Re: [PATCH 01/20] block, blk_filter: enable block device filters

Sergei Shtepa <sergei.shtepa@xxxxxxxxx> · Fri, 8 Jul 2022 12:45:33 +0200

On 7/7/22 19:26, Christoph Hellwig wrote:
> 
> On Thu, Jul 07, 2022 at 10:26:55AM +0200, Sergei Shtepa wrote:
>> Thank you, Christoph, for your attention to the patch.
>>
>> I am preparing the next version of the patch. In it, I planned to
>> simplify the bdev_filer code.
>> I will make changes in it, in accordance with your comments, and
>> will add your code and check it on my test labs.
>>
>> But I'm not sure if using the blk_mq_freeze_queue() is appropriate.
>> If I understood the code correctly, it is based on the expectation
>> that the counter q->q_usage_counter will decrease to zero.
>> To increase it, a blk_queue_enter() is used. And at the time of
>> calling the filter_bio() in the submit_bio_noacct(), this counter
>> has not yet been increased. I will double check this and try to
>> get rid of the bdev->bd_filter_lock.
> Indeed.  For this to work we'd need to call the filter driver
> later.  Which is brings up another question:  Is there a real
> need to attach the filter driver to the bdev and thus potentially
> partition?  The rest of the block layer operates on the whole disk
> after the intial partition remapping, and besides allowing the
> filter driver to be called under q_usage_counter, this would
> also clean up some concepts.  It would probably also allow to
> remove the repeat return value over just using submit_bio_noacct
> similar to how normal stacking drivers reinject bios.
> 

Thank you Christoph.
This is the most crucial question for the entire patch.
The filtering location sets restrictions for the filter code and
determines its main algorithm.

1. Work at the partition or disk level?
At the user level, programs operate with block devices.
In fact, the "disk" entity makes sense only for the kernel level. 
When the user chooses which block devices to backup and which not,
he operates with mounting points, which are converted into block
devices, partitions. Therefore, it is better to handle bio before
remapping to disk.
If the filtering is performed after remapping, then we will be
forced to apply a filter to the entire disk, or complicate the
filtering algorithm by calculating which range of sectors bio is
addressed to. And if bio is addressed to the partition boundary...
Filtering at the block device level seems to me a simpler solution.
But this is not the biggest problem.

2. Can the filter sleep or postpone bio processing to the worker thread?
The problem is in the implementation of the COW algorithm.
If I send a bio to read a chunk (one bio), and then pass a write bio,
then with some probability I am reading partially overwritten data.
Writing overtakes reading. And flags REQ_SYNC and REQ_PREFLUSH don't help.
Maybe it's a disk driver issue, or a hypervisor, or a NAS, or a RAID,
or maybe normal behavior. I don't know. Although, maybe I'm not working
correctly with flags. I have seen the comments on patch 11/20, but I am
not sure that the fixes will solve this problem.
But because of this, I have to postpone the write until the read completes.
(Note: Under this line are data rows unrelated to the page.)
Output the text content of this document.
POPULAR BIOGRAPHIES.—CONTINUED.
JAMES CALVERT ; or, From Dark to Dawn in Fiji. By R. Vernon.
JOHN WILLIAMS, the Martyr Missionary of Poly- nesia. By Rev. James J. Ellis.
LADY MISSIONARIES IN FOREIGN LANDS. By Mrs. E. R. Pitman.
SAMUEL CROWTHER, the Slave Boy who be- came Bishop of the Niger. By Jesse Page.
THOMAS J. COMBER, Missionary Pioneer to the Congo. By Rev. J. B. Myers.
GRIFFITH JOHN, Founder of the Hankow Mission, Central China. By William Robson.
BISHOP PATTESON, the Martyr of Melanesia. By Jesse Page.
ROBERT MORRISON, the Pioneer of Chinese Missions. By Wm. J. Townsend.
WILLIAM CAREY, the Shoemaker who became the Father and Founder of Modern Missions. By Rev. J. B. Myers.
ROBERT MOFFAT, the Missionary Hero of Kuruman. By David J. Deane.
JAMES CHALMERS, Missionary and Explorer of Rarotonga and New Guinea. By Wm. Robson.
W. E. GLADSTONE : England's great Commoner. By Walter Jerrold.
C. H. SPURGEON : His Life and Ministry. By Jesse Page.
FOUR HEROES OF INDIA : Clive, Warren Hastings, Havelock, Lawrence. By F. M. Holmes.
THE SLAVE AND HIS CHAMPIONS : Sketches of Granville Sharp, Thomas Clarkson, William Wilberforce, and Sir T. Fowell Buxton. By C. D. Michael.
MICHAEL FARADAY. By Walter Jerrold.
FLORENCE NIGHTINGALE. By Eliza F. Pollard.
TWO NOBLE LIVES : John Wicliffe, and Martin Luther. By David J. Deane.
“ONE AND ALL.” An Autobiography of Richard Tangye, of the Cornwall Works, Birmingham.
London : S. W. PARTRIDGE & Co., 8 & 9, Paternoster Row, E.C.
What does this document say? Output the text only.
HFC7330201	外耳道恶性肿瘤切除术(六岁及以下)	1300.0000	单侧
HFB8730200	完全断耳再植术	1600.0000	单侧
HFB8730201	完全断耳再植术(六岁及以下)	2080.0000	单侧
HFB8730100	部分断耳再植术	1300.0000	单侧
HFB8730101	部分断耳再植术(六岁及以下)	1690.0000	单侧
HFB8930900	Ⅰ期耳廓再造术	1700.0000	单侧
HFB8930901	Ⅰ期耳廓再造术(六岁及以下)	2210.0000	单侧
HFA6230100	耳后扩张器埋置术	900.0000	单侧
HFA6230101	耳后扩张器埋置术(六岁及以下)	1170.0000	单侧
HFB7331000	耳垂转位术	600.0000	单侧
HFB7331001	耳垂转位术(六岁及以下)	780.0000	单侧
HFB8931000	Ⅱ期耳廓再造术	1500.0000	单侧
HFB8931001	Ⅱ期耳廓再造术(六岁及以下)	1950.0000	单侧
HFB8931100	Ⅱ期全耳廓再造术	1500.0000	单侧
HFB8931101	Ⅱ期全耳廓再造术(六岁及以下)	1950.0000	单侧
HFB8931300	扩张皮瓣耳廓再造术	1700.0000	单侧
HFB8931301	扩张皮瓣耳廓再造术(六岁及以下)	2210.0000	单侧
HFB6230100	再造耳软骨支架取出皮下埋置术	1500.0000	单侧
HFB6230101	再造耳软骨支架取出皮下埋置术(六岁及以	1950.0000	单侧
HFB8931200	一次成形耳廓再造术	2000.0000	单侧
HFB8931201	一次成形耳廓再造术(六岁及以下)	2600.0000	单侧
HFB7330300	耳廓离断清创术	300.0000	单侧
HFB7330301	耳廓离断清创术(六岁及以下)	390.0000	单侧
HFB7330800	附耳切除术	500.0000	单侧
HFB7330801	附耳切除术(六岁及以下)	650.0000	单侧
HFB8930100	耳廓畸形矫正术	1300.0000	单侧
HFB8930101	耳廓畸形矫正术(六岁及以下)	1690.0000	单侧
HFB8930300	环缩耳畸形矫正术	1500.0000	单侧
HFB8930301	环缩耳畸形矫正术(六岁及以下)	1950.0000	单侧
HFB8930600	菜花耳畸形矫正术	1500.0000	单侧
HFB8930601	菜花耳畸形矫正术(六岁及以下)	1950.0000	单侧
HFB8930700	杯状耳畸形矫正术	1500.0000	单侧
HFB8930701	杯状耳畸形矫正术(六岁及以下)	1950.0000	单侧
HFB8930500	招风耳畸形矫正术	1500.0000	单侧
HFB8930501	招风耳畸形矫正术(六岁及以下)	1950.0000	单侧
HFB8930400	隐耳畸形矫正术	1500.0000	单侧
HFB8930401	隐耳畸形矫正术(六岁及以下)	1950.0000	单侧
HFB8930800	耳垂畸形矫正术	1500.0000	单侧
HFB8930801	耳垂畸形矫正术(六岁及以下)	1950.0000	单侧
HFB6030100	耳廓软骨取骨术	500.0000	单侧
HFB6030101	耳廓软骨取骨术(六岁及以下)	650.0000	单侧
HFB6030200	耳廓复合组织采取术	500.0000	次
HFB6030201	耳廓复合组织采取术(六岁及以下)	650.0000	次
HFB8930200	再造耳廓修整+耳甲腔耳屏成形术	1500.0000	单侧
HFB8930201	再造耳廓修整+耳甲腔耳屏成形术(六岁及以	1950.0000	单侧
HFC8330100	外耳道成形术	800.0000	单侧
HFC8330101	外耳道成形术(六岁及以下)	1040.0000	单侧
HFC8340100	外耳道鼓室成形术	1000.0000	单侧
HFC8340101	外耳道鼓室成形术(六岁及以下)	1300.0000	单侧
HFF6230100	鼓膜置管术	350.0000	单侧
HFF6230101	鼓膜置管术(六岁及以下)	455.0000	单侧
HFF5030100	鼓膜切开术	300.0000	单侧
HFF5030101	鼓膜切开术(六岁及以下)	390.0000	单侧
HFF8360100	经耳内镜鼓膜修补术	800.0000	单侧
2.1 The easiest way to solve the problem is to block the writer's thread
with a semaphore. And for bio with a flag REQ_NOWAIT, complete processing
with bio_wouldblock_error(). This is the solution currently being used.

2.2 Another solution is possible without putting the thread into a sleep
state, but with placing a write bio in a queue to another thread.
This solution is used in the veeamsnap out-of-tree module and it has
performance issues. I don't like. But when handling make_request_fn,
which was on kernels before 5.10, there was no choice.

The current implementation, when the filtering is performed before
remapping, allows to handle the bio to the partition, and allows to
switch the writer's thread to the sleep state.
I had to pay for it with a reference counter on the filter and a spinlock.
It may be possible to do better with RCU. I haven't tried it yet.

If I am blocked by the q->q_usage_counter counter, then I will not
be able to execute COW in the context of the current thread due to deadlocks.
I will have to use a scheme with an additional worker thread.
Bio filtering will become much more complicated.

>From an architectural point of view, I see the filter as an intermediate
layer between the file system and the block layer. If we lower the filter
deep into the block layer, then restrictions will be imposed on its use.